I laughed as I prepared to obey her. How had she ever learned to say it that way? So impeccably firm and impersonal. But there obviously wasn't any other way to say it, except, perhaps, between lovers, or parents and children.
We will require a mucus specimen, please.
But we said,
Blow your nose. Harder. That's better.
The troubling, tyrannical, inconvenient flesh. The sacred flesh. I filled up the jar. The color seemed all right; there wasn't any odor. But I was suddenly trembling, and cold
with sweat. I might have been running for an hour. My body suddenly began to reassert its claims over me, plaintively proclaiming itself as exhausted, petulantly demanding that I
do
something. I had barely strength enough to wrap the towel around the bottle and place it on the lower shelf of the table. I just lay there. The basket of fruit was at my head, I wanted to know who had sent it, but it was too much trouble to lift my hand and look at the card. I began to realize that I was helpless—a big, grown, stinking man, and as helpless as a child. Perhaps, even more than most people, it is a state I cannot endure. It is terrible to depend on others, on another, for the execution of the simplest functions, terrible to see the book one wants at the other end of the room and be unable to get there. It causes one to begin to hate oneself. And, indeed, this vile, creepy, slimy, self-loathing came back as I lay there and realized that I had to go to the bathroom. I would have to use the bedpan; but I would never be able to sit up, unsupported. And I wanted to die—to drop my black carcass someplace and never be humiliated by it any more. I thought I had left this feeling far behind me, but here it was, now, as strong as ever—stronger; as I pictured the clean, apple-faced nurse supporting my back while I strained and sweated and my heavy stink filled the room. I put my hands to my woolly hair, that vile plantation, as though I would tear it from my skull. And I knew that I had felt this, in some way, all my life. But I had buried it; and made a point, certainly, of never being helpless. But if I had always felt this, then, certainly, I must have shown it, and shown it most, perhaps, when I was least aware of it. My body, after all—I told myself—was no more vile than others; my stink was not original, it had no greater resonance; the rats and the
worms would find me as tasty as another. “Ah, Leo,” I said, “what a child you are.” This reflection did not mitigate my distress. The nurse came back. She picked up the bottle. There was no help for it. I said, “Nurse, I have to go to the bathroom.”

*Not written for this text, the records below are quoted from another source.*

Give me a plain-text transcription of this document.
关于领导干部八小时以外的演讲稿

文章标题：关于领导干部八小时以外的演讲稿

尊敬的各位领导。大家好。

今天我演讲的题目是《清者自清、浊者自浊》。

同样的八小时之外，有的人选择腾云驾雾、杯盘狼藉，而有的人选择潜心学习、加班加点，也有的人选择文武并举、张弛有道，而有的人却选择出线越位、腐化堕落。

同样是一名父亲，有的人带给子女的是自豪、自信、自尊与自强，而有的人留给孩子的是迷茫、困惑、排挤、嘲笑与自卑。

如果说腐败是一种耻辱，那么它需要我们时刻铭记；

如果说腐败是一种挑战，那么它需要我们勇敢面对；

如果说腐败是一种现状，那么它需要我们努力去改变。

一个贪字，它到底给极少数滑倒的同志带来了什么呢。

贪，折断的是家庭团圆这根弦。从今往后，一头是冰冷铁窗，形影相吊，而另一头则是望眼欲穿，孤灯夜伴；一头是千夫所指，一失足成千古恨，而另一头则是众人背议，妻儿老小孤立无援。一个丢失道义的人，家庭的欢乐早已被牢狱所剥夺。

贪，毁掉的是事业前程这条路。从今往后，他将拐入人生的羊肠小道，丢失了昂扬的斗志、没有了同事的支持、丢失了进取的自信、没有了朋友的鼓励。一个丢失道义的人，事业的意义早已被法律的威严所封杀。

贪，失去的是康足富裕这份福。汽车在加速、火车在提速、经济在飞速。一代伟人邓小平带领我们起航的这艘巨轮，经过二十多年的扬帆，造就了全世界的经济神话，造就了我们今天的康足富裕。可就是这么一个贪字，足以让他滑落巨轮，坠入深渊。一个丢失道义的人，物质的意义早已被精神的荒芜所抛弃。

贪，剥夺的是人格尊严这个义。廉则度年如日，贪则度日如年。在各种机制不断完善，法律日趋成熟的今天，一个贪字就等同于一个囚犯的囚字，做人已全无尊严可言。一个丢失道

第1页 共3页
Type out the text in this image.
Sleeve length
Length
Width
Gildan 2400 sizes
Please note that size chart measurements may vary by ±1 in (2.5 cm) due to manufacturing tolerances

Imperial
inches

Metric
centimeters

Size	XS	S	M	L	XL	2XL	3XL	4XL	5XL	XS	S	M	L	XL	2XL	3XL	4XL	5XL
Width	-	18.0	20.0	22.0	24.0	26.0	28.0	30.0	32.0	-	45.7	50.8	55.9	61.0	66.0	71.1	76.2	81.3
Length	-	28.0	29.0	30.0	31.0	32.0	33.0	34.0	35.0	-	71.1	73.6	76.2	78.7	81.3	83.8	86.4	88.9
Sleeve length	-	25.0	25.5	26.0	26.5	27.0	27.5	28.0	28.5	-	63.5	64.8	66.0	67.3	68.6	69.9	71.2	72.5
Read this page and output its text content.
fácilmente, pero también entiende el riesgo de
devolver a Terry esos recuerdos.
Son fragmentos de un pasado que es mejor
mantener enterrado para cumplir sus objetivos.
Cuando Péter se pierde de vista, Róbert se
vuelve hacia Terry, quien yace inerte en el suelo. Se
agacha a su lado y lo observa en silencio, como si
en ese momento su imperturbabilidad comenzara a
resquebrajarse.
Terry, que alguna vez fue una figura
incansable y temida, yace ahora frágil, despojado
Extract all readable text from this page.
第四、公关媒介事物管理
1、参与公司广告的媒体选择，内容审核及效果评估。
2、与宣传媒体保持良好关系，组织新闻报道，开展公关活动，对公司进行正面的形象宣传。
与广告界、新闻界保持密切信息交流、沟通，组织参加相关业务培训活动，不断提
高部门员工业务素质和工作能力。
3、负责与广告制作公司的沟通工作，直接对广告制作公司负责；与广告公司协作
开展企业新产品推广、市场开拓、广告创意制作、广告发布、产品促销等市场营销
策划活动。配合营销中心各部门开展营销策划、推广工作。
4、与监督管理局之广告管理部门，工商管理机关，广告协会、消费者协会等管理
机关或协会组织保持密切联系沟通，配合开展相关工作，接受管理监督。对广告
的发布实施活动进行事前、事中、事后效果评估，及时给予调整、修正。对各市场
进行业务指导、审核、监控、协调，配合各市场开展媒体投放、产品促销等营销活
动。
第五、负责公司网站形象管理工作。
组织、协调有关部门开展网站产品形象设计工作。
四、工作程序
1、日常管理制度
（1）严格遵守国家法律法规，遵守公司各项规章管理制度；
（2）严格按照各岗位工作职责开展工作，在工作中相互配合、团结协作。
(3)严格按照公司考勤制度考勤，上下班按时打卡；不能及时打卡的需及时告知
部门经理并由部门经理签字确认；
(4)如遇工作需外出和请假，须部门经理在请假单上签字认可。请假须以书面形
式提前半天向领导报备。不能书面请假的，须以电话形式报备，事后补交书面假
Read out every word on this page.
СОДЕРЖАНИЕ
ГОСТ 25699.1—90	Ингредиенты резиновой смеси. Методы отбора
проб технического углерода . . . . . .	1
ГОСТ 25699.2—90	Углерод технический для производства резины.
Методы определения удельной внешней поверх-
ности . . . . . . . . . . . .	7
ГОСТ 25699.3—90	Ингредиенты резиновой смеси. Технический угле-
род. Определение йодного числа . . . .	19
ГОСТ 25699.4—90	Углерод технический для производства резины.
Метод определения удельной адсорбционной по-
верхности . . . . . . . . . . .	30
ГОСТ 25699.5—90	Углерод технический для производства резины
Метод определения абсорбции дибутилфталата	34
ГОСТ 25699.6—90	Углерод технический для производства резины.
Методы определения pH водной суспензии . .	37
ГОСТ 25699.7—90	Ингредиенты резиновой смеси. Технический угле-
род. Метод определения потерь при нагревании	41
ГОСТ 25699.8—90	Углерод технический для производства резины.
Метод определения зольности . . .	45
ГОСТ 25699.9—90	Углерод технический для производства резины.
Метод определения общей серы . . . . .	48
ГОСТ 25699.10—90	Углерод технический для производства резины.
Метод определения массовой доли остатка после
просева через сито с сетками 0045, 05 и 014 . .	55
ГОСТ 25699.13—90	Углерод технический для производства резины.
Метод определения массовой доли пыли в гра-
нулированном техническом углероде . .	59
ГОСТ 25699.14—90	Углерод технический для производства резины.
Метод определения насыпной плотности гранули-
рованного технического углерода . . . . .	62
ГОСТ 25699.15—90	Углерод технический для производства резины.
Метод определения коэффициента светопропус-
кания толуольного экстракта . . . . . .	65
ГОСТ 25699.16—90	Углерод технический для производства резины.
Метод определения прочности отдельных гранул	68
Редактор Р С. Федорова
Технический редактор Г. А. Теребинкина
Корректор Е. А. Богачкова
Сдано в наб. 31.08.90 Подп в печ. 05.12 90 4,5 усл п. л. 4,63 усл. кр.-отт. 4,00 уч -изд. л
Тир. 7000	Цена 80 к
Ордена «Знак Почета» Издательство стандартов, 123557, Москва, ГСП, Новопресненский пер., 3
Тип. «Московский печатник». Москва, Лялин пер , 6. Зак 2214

She said, “I can't let you move. Wait just a moment.” Then she smiled a real smile. “I
know
it's awful. But
please
don't let it worry you. Please don't.” She disappeared, then returned with the grim utensil. Her words hardly helped and yet I guess they helped a little. Anyway, we were still friends when it was over. I lay back. I wondered why humiliation seemed, after all, at bottom, to be my natural condition.

The doctor came in, the little nurse beside him. He was very cheerful, too, seeming to bring into the room with him the stinging air of the bay. His face was ruddy and he was immaculate, from his smooth, gleaming brown hair to his gleaming brown shoes. “You have decided,” he said, “to return to us. I thought you would, just as soon as you got a little rest. You know, I have never seen a man so tired as you. And that is very unwise.” He sat down and took my pulse. The nurse showed him my chart. He looked at it for awhile, looked at me. “Ah, yes,” he said. “How do you feel today? Any pain?” He watched me very carefully.